Y, en fin, que Eufemia, su tía, que tenía muchas ganas de casarla, y hacía bien, y don Pánfilo, hablaron y pensaron juntos.

Resultó que eran vecinos, y como la niña no tenía novio, ni de dónde le viniera, y como don Pánfilo se había convencido de que el yo no puede vivir sin el tú para que llegue a ser aquél, y que más vale ser nosotros que yo solo, hubo boda, no sin que derramase algunas lágrimas la tía, que lo había tramado todo.

Eufemia era una rubia hermosa.

Pero no tenía nada de particular, a no ser su primo, que no tenía nada de general, porque era alférez de Ingenieros, agregado, por supuesto.

Don Pánfilo, una vez dispuesto a ser un fiel y enamoradísimo esposo, se devanaba los sesos, aquellos grandísimos sesos que tenía, para encontrarle algo de particular a Eufemia; pero no dio en la cuenta de que el primo era lo único que tenía Eufemia digno de llamar la atención.

Jamás había pensado en su prima Héctor González, que éste era el alférez; pero desde el momento en que la vio casada, se sintió tan mal ferido de punta de amor, que aprovechó la ocasión para renegar de las tiránicas leyes que no consienten a los primos enamorar a sus primas magüer estén casadas.

Pero, ¿por qué se había casado Eufemia?
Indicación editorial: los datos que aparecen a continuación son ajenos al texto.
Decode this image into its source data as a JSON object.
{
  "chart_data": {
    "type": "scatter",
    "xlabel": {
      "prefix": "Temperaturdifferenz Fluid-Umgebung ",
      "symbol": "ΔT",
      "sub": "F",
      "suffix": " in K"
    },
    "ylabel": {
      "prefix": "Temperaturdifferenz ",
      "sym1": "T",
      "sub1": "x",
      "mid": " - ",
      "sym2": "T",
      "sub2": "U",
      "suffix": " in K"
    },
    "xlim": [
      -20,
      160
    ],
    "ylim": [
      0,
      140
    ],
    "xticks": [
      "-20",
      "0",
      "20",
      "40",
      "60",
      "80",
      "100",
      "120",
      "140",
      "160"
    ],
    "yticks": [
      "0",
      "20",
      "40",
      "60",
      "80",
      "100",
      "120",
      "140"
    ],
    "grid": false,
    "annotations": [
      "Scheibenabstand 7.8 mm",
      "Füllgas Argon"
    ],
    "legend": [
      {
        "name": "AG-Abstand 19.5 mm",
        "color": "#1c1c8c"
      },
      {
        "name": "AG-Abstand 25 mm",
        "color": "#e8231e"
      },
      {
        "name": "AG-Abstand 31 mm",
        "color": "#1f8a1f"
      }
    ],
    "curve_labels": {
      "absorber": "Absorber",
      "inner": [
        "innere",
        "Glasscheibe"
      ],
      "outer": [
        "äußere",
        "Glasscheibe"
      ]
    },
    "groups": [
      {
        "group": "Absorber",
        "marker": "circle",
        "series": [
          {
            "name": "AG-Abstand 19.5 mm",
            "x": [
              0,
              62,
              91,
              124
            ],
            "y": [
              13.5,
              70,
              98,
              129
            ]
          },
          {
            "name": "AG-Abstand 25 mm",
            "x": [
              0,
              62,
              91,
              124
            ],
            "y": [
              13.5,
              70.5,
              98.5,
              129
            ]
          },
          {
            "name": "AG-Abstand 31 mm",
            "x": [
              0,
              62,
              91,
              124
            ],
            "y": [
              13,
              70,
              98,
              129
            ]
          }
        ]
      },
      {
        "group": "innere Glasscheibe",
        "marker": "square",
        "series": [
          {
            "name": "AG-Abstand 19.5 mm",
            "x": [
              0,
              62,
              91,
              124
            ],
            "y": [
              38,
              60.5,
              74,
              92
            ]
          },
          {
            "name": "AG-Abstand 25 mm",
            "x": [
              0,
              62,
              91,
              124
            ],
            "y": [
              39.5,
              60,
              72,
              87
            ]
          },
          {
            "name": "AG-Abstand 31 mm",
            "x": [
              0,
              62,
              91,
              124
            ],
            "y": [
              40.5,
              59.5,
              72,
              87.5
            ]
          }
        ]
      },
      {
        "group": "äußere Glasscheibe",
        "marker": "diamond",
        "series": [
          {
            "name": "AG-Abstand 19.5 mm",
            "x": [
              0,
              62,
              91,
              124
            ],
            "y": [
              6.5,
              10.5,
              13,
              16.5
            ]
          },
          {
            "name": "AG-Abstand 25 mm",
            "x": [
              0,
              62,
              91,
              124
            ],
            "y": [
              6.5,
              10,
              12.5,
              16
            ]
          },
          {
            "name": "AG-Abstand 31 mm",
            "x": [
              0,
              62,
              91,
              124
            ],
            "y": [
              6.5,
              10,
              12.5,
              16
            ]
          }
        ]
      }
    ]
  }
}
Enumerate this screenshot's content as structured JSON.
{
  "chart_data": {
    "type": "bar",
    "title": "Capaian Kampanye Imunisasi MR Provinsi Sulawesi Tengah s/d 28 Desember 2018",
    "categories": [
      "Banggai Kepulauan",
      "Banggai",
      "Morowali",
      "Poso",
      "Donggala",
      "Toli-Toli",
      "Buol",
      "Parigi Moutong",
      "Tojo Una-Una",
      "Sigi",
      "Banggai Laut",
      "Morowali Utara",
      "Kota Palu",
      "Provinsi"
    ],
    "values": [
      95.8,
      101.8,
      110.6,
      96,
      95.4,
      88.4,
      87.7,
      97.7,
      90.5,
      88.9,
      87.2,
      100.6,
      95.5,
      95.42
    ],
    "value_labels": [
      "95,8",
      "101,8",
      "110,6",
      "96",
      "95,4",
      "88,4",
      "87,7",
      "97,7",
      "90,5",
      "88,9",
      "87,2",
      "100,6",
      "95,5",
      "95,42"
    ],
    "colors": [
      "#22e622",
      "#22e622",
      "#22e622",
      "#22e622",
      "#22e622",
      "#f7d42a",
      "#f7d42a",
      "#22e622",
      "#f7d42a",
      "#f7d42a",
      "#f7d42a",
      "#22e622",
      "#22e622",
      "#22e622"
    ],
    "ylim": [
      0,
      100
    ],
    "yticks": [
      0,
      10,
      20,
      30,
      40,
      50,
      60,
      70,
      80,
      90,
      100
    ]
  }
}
No, no era Héctor hombre que retrocediese ante los obstáculos de esta índole; había leído demasiados libros malos para que semejante contratiempo le acobardase a él, agregado de un Cuerpo facultativo.

Formó planes, que envidiaría cualquier novelista adúltero de Francia, y se dispuso a comenzar la novela de su vida, que hasta entonces había corrido monótona entre guardias, formaciones y pronunciamientos.